Constructing the transition matrix

Our first step is to construct the transition matrix representing our Markov chain.
First, we must read the text from a sample file. We shall want to create a sparse array using the scipy csr sparse matrix. Along with the transition matrix, we shall be creating a corresponding vector that contains 2 word frequencies (normalized by the total number of words in the document (including repeated words)).

Calculating likelihood

Once we have our transition matrix, we can calculate the likelihood of an unknown
sample of text. We are given several pieces of literature by various authors,
as well as excerpts from each of the authors as test dataset. Our goal is to identify the authors of each excerpt.

To do so, we shall need to calculate the likelihood of the excerpt occurring in each author’s transition matrix. Recall that each edge in the directed graph that the transition
matrix represents is the probability that the author follows a word with another.
Since we shall be multiplying numerous possibly small probabilities together, our
calculated likelihood will likely be extremely small. Thus, you should compare log(likelihood) instead. Keep in mind the possibility that the author may have used a word he has never used before. Our calculated likelihood should not eliminate an author completely because of this. We shall be imposing a high penalty if a word is missing.

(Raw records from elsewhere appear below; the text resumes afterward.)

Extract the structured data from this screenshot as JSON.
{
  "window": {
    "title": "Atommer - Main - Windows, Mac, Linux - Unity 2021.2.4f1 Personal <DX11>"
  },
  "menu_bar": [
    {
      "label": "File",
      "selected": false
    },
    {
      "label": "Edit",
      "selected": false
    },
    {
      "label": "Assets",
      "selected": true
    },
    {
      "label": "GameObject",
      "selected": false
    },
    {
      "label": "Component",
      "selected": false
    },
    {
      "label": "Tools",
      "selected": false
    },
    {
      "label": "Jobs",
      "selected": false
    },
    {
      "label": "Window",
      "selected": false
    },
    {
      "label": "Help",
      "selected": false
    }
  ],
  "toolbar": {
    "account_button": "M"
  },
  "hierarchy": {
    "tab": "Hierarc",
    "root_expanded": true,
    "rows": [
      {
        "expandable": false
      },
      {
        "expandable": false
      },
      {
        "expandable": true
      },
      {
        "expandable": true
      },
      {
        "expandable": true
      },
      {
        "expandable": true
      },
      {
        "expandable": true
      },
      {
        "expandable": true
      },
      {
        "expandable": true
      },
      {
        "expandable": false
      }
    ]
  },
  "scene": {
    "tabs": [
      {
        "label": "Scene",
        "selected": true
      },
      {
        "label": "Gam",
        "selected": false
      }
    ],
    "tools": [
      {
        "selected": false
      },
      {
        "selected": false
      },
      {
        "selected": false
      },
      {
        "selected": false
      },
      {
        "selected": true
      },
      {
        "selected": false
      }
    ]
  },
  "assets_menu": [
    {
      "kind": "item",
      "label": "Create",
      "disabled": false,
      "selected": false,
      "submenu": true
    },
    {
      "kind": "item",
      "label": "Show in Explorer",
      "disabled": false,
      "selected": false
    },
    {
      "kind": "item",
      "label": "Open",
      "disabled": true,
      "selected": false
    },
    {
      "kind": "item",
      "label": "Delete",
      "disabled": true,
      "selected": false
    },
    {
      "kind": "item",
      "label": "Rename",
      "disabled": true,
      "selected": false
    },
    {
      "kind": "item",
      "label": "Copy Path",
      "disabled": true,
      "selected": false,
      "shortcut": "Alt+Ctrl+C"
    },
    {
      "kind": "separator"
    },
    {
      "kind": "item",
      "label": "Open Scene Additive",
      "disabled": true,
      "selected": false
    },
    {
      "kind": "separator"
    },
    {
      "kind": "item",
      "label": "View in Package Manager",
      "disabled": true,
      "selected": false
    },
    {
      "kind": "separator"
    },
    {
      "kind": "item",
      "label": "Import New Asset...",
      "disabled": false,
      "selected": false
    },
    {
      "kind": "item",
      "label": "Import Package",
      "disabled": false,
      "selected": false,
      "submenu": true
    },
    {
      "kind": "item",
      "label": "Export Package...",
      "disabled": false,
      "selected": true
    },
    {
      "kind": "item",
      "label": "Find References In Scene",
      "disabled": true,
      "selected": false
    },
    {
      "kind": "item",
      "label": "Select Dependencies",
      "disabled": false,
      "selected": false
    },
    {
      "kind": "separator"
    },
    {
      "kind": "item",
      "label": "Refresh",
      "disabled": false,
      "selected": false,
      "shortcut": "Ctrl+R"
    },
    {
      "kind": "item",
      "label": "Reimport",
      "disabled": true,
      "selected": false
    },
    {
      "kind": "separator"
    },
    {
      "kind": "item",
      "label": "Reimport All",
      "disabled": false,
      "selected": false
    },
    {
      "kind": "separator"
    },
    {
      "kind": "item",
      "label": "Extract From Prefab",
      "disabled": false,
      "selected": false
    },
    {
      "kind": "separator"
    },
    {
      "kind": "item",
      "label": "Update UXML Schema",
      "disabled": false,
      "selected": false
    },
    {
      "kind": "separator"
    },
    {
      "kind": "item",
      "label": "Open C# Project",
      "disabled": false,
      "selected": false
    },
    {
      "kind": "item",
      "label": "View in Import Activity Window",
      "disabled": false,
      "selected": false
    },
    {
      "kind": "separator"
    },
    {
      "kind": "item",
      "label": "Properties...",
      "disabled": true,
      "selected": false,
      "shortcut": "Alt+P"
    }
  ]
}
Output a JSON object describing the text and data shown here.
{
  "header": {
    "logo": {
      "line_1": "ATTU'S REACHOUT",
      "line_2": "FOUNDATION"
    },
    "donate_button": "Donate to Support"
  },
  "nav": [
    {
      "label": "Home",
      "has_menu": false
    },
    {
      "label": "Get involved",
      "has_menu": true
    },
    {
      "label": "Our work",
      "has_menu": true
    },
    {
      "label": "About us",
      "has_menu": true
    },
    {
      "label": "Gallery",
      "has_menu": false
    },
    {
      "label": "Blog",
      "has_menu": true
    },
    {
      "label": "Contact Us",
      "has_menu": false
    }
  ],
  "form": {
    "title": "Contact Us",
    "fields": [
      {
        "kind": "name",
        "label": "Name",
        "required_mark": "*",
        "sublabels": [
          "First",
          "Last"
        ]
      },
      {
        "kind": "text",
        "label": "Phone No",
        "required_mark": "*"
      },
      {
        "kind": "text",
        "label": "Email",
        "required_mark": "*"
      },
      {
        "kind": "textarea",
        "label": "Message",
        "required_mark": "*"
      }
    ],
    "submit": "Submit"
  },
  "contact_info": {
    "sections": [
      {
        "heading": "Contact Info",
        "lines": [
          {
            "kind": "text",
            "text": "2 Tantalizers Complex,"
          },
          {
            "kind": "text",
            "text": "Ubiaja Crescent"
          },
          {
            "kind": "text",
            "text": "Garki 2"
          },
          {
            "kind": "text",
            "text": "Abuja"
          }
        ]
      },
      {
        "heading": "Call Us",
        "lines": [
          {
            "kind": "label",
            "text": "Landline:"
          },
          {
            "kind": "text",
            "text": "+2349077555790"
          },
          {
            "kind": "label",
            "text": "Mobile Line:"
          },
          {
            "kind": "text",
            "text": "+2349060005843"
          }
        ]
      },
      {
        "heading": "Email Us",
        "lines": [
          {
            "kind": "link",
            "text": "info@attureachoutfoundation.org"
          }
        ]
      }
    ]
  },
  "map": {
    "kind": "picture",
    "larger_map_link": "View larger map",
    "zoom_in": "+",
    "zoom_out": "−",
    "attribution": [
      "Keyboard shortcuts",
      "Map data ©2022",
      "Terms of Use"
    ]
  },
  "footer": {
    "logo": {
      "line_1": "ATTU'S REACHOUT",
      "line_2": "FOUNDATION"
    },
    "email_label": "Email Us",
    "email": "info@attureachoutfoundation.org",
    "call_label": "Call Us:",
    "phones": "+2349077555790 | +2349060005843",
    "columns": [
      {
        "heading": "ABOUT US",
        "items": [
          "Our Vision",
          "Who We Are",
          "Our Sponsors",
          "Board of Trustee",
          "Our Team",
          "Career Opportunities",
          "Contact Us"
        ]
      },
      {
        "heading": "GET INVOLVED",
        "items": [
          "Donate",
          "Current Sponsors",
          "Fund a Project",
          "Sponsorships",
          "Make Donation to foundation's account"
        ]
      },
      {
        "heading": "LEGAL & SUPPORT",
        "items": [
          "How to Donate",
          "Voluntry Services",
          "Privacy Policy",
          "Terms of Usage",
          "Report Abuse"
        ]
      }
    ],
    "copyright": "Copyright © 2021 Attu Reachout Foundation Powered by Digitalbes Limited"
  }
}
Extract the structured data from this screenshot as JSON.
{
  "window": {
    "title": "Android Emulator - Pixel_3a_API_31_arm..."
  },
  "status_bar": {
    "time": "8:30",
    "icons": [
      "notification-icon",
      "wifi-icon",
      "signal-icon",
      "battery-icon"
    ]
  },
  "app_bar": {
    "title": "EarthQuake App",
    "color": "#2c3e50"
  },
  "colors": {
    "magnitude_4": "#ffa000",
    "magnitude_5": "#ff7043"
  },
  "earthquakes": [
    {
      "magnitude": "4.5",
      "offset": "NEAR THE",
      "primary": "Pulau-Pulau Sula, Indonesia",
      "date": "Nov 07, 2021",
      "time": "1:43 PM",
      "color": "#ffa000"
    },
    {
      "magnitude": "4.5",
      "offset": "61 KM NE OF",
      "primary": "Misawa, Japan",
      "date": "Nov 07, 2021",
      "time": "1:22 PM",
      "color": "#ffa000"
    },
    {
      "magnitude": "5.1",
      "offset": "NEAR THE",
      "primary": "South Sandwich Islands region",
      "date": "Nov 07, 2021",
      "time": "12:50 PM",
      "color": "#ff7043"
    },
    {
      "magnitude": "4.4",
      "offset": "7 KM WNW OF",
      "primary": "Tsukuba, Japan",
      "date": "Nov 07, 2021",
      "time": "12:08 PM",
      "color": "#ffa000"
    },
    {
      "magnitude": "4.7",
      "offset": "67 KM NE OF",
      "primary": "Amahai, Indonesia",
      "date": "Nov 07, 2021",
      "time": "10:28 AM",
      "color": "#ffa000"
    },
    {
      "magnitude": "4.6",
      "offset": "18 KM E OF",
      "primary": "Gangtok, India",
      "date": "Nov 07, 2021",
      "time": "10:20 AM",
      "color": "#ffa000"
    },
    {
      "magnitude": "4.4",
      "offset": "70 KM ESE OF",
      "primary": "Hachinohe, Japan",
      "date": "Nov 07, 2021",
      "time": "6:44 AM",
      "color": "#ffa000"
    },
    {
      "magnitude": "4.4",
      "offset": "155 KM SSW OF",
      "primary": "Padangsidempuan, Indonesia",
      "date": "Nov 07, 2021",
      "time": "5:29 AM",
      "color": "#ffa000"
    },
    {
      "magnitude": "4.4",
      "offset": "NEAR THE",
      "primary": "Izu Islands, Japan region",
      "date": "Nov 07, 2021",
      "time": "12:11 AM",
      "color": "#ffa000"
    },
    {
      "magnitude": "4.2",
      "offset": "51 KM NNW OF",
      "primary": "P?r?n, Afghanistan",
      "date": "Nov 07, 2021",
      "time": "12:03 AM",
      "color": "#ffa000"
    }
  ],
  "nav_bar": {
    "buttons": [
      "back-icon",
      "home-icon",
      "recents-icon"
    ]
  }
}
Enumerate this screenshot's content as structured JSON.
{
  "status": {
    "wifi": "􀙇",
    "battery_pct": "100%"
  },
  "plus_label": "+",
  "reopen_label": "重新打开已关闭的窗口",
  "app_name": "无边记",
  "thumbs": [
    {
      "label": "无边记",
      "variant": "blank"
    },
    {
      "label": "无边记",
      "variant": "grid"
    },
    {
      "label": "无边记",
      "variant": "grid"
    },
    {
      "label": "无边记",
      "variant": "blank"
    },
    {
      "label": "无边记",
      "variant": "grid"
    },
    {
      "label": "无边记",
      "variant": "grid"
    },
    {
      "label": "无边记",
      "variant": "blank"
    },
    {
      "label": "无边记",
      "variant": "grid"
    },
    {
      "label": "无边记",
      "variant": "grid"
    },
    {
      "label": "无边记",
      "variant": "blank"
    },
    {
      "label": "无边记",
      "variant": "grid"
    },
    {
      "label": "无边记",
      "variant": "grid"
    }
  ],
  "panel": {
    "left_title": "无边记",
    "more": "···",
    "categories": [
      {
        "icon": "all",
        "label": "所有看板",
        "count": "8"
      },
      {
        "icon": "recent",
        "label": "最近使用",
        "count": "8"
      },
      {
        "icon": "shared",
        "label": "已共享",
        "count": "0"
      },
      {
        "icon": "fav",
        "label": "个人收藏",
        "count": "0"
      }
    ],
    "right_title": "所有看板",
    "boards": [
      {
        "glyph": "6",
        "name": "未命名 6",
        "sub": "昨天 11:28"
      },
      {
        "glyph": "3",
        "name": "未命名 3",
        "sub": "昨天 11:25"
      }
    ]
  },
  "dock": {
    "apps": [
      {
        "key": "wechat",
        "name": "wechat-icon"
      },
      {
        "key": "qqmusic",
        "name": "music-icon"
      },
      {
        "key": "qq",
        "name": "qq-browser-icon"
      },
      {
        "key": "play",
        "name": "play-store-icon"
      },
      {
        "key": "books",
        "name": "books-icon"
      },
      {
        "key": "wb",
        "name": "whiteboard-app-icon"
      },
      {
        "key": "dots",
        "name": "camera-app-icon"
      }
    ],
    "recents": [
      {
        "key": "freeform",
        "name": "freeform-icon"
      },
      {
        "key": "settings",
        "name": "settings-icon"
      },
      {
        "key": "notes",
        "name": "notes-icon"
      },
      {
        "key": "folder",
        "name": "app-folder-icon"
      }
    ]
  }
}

Finding the author with the maximum likelihood

Now that we can compute likelihoods, the next step is to write a routine that takes a set of transition matrices and dictionaries, and a sequence of text, and returns the index of the transition matrix that results in the highest likelihood. You will write this in a function classify text, which takes transition matrices, dictionaries, histograms, and the name of the file containing the test text, and returns a single integer best index.  The following figure shows how to detect an author k (A_k) of the test text t_1..t_n  using the transition matrix P_k with MLE :

Python Implementation

from np import log
def log0(x):
return 0 if x <= 0 else log(x)

def compute_text_likelihood(filename, T, dict_rev, histogram, index):

”’
Compute the (log) likelihood L of a given string (in ‘filename’) given
a word transition probability T, dictionary ‘dict’, and histogram
‘histogram’
”’

num_words = len(text)
text = [word for word in text if word in histogram] # keep only the words that are found in the training dataset
ll = log0(histogram[text[0]]) – log0(sum(histogram.values()))
for i in range(1, len(text)):
ll += log0(T[dict_rev[text[i-1]], dict_rev[text[i]]])
return ll + (num_words – num_matches)*penalty

def classify_text(tmatrices, dict_revs, histograms, filename):

”’
Return the index of the most likely author given the transition matrices, dictionaries, and a test file
”’

for i in range(len(tmatrices)):
ll = compute_text_likelihood(filename, tmatrices[i], dict_revs[i], histograms[i], i)

print i, ll

Training Dataset

The list of authors whose writings are there in the training dataset:

0. Austen
1. Carroll
2. Hamilton
3. Jay
5. Shakespeare
6. Thoreau
7. Twain

A few lines of excerpts from the training files (the literature by several authors, taken from Project Gutenberg), the word clouds and a few states from the corresponding Markov Models Constructed for a few authors

Author JANE AUSTEN (Texts taken from Emma, Mansfield Park, Pride and Prejudice)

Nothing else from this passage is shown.